Mahkememizce taraf delilleri toplanmış, banka kayıtları, davalı şirketin ticari kayıtları celp edilerek incelenmiştir.
DEĞERLENDİRME VE GEREKÇE;
Davacı şirketin sicil kaydının tetkikinde, şirketin —- davacı —– ortaklığı ile kurulduğu, davacı şirkete ilişkin —– tarihli ilan olup, tetkikinde davalı şirketin 04/12/2003 tarihli ortaklar kurulu kararı ile davacı —– davalı —— yıl süre ile uzatılmasına ve davacı şirketi her hususta münferiden temsil ve ilzam etmelerine dair karar verilmiş olduğu belirlenmiştir.
Yargılama süreci içinde taraf ortakların, belirlenen bu temsil süresi dolmuş olmakla birlikte yeni yönetici seçilene kadar şirketi temsile ilişkin yetkilerinin devam edeceği Mahkememizce gözetilmiş, bununla beraber dava süreci içinde davacı —– vefat ettiği, mirasçılarının davayı takip etmesi ile taraf teşkili sağlanmış olduğu, bu haliyle şirketin tüm ortaklarının davada taraf olduğu belirlenmiştir.

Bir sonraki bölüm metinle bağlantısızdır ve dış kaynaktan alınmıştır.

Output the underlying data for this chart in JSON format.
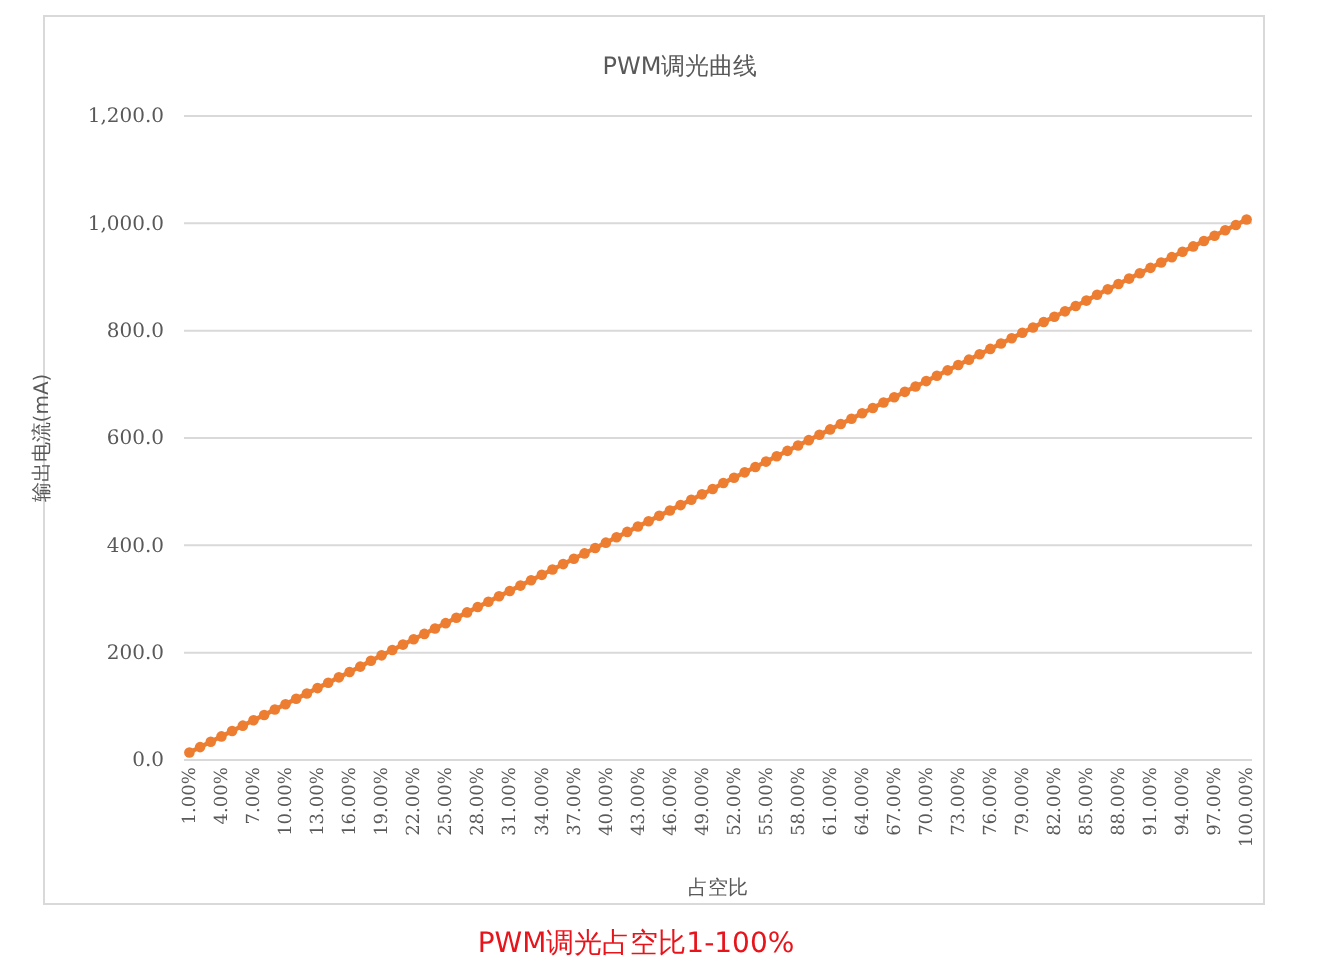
{
  "chart_data": {
    "type": "line",
    "title": "PWM调光曲线",
    "xlabel": "占空比",
    "ylabel": "输出电流(mA)",
    "annotations": [
      "PWM调光占空比1-100%"
    ],
    "categories": [
      "1.00%",
      null,
      null,
      "4.00%",
      null,
      null,
      "7.00%",
      null,
      null,
      "10.00%",
      null,
      null,
      "13.00%",
      null,
      null,
      "16.00%",
      null,
      null,
      "19.00%",
      null,
      null,
      "22.00%",
      null,
      null,
      "25.00%",
      null,
      null,
      "28.00%",
      null,
      null,
      "31.00%",
      null,
      null,
      "34.00%",
      null,
      null,
      "37.00%",
      null,
      null,
      "40.00%",
      null,
      null,
      "43.00%",
      null,
      null,
      "46.00%",
      null,
      null,
      "49.00%",
      null,
      null,
      "52.00%",
      null,
      null,
      "55.00%",
      null,
      null,
      "58.00%",
      null,
      null,
      "61.00%",
      null,
      null,
      "64.00%",
      null,
      null,
      "67.00%",
      null,
      null,
      "70.00%",
      null,
      null,
      "73.00%",
      null,
      null,
      "76.00%",
      null,
      null,
      "79.00%",
      null,
      null,
      "82.00%",
      null,
      null,
      "85.00%",
      null,
      null,
      "88.00%",
      null,
      null,
      "91.00%",
      null,
      null,
      "94.00%",
      null,
      null,
      "97.00%",
      null,
      null,
      "100.00%"
    ],
    "series": [
      {
        "color": "#ed7d31",
        "values": [
          14,
          24,
          34,
          44,
          54,
          64,
          74,
          84,
          94,
          104,
          114,
          124,
          134,
          144,
          154,
          164,
          174,
          185,
          195,
          205,
          215,
          225,
          235,
          245,
          255,
          265,
          275,
          285,
          295,
          305,
          315,
          325,
          335,
          345,
          355,
          365,
          375,
          385,
          395,
          405,
          415,
          425,
          435,
          445,
          455,
          465,
          475,
          485,
          495,
          505,
          516,
          526,
          536,
          546,
          556,
          566,
          576,
          586,
          596,
          606,
          616,
          626,
          636,
          646,
          656,
          666,
          676,
          686,
          696,
          706,
          716,
          726,
          736,
          746,
          756,
          766,
          776,
          786,
          796,
          806,
          816,
          826,
          836,
          846,
          856,
          867,
          877,
          887,
          897,
          907,
          917,
          927,
          937,
          947,
          957,
          967,
          977,
          987,
          997,
          1007
        ]
      }
    ],
    "ylim": [
      0,
      1200
    ],
    "yticks": [
      {
        "value": 0,
        "label": "0.0"
      },
      {
        "value": 200,
        "label": "200.0"
      },
      {
        "value": 400,
        "label": "400.0"
      },
      {
        "value": 600,
        "label": "600.0"
      },
      {
        "value": 800,
        "label": "800.0"
      },
      {
        "value": 1000,
        "label": "1,000.0"
      },
      {
        "value": 1200,
        "label": "1,200.0"
      }
    ],
    "grid": "y",
    "marker": "circle",
    "line_style": "solid"
  }
}
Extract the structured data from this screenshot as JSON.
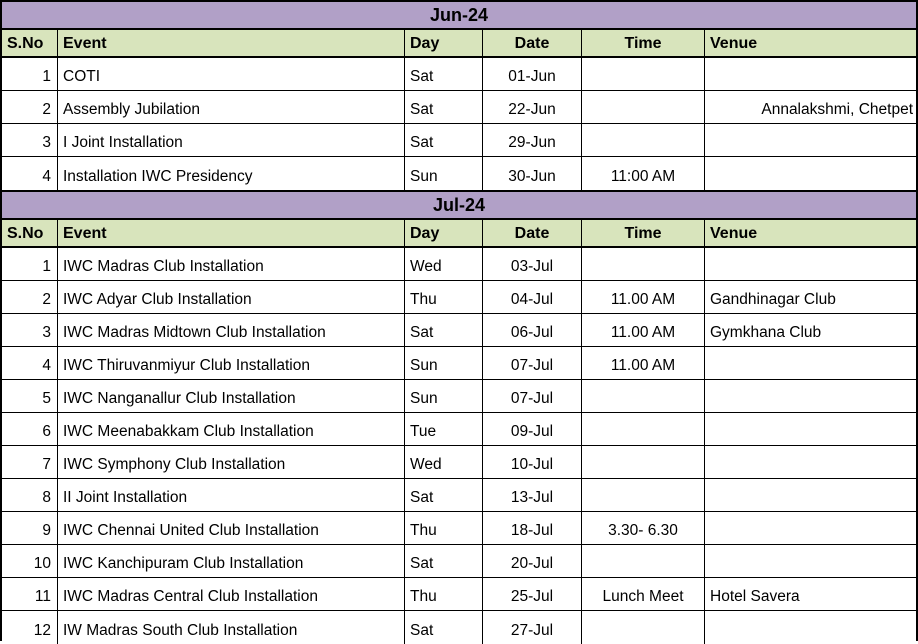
{
  "colors": {
    "banner_bg": "#b1a0c7",
    "header_bg": "#d8e4bc",
    "border": "#000000",
    "row_bg": "#ffffff"
  },
  "sections": [
    {
      "title": "Jun-24",
      "columns": [
        "S.No",
        "Event",
        "Day",
        "Date",
        "Time",
        "Venue"
      ],
      "rows": [
        {
          "sno": "1",
          "event": "COTI",
          "day": "Sat",
          "date": "01-Jun",
          "time": "",
          "venue": ""
        },
        {
          "sno": "2",
          "event": "Assembly Jubilation",
          "day": "Sat",
          "date": "22-Jun",
          "time": "",
          "venue": "Annalakshmi, Chetpet"
        },
        {
          "sno": "3",
          "event": "I Joint Installation",
          "day": "Sat",
          "date": "29-Jun",
          "time": "",
          "venue": ""
        },
        {
          "sno": "4",
          "event": "Installation IWC Presidency",
          "day": "Sun",
          "date": "30-Jun",
          "time": "11:00 AM",
          "venue": ""
        }
      ]
    },
    {
      "title": "Jul-24",
      "columns": [
        "S.No",
        "Event",
        "Day",
        "Date",
        "Time",
        "Venue"
      ],
      "rows": [
        {
          "sno": "1",
          "event": "IWC Madras Club Installation",
          "day": "Wed",
          "date": "03-Jul",
          "time": "",
          "venue": ""
        },
        {
          "sno": "2",
          "event": "IWC Adyar Club Installation",
          "day": "Thu",
          "date": "04-Jul",
          "time": "11.00 AM",
          "venue": "Gandhinagar Club"
        },
        {
          "sno": "3",
          "event": "IWC Madras Midtown Club Installation",
          "day": "Sat",
          "date": "06-Jul",
          "time": "11.00 AM",
          "venue": "Gymkhana Club"
        },
        {
          "sno": "4",
          "event": "IWC Thiruvanmiyur Club Installation",
          "day": "Sun",
          "date": "07-Jul",
          "time": "11.00 AM",
          "venue": ""
        },
        {
          "sno": "5",
          "event": "IWC Nanganallur Club Installation",
          "day": "Sun",
          "date": "07-Jul",
          "time": "",
          "venue": ""
        },
        {
          "sno": "6",
          "event": "IWC Meenabakkam Club Installation",
          "day": "Tue",
          "date": "09-Jul",
          "time": "",
          "venue": ""
        },
        {
          "sno": "7",
          "event": "IWC Symphony Club Installation",
          "day": "Wed",
          "date": "10-Jul",
          "time": "",
          "venue": ""
        },
        {
          "sno": "8",
          "event": "II Joint Installation",
          "day": "Sat",
          "date": "13-Jul",
          "time": "",
          "venue": ""
        },
        {
          "sno": "9",
          "event": "IWC Chennai United Club Installation",
          "day": "Thu",
          "date": "18-Jul",
          "time": "3.30- 6.30",
          "venue": ""
        },
        {
          "sno": "10",
          "event": "IWC Kanchipuram Club Installation",
          "day": "Sat",
          "date": "20-Jul",
          "time": "",
          "venue": ""
        },
        {
          "sno": "11",
          "event": "IWC Madras Central Club Installation",
          "day": "Thu",
          "date": "25-Jul",
          "time": "Lunch Meet",
          "venue": "Hotel Savera"
        },
        {
          "sno": "12",
          "event": "IW Madras South Club Installation",
          "day": "Sat",
          "date": "27-Jul",
          "time": "",
          "venue": ""
        }
      ]
    }
  ]
}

Mahkememizin 21/12/2022 tarihli celsesinde davacılar vekilince, şirketin devamında yarar görmedikleri, tasfiye sürecine girilmesinin talep edildiği, aynı celse davalı tarafça da şirketin devamında yarar görmediği, tasfiye payı verilerek tasfiye sürecine girmesinin talep edildiği belirlenmiştir.
Mahkememizce her iki taraf talebi incelenirken taraflarca 21/12/2022 tarihli celsede sunulan beyan dikkate alınmış, bundan başka davacı şirkete ilişkin 2003 yılından beri hiçbir genel kurul toplantısı yapılmamış olması, esasen uzun zamandır taraflarca şirketin devamına ilişkin beklentilerinin kalmadığı yönünde kanaat uyandırmıştır.
Dava dilekçesinde davacı tarafça birkaç istem ileri sürülmüş olup, her birinin hukuki dayanağı farklı olmakla tek tek incelenmesi gerekmiştir.
1-Davalı —— davacı şirket ortaklığından çıkarılması ve payının bedelsiz olarak davacı ——– devredilmesi,
2- Davalının şirkete olan borçlarının davalıdan tahsili
3- Davalının diğer ortak ——- olan borçlarının davalıdan tahsili,
4-Davalının payının bedelsiz devri talebinin reddi halinde, davalının şirkete olan borçlarının ayrılma akçesinden mahsubuna karar verilmesi talep edilmiştir.
1. ve 4. talep birbiri ile ilgili, terditli olmakla birlikte değerlendirilmiştir.
Bir ortağın, hissedarı olduğu şirketten çıkarılması istemi münhasıran ilgili şirkete ait olup, şirket ortaklarının, diğer ortağın şirketten çıkarılmasını isteme yetkisi TTK’na tanınmamıştır. Şirketin, ortağının çıkarılması için Mahkemeden istemde bulunması ise TTK’nun 616/1-h maddesi gereğince genel kurulun devredilmez yetkilerindendir ve TTK’nun 621/1-h maddesinde bu durum önemli kararlar başlığı altında düzenlenmiş, ağırlaştırılmış karar nisabı öngörülmüştür.——– de anılan düzenlemelerden yola çıkılarak, şirketin, ortağının çıkarılması için dava açması durumda, buna ilişkin genel kurul kararının alınmasının özel bir dava şartı olduğu ifade edilmiştir.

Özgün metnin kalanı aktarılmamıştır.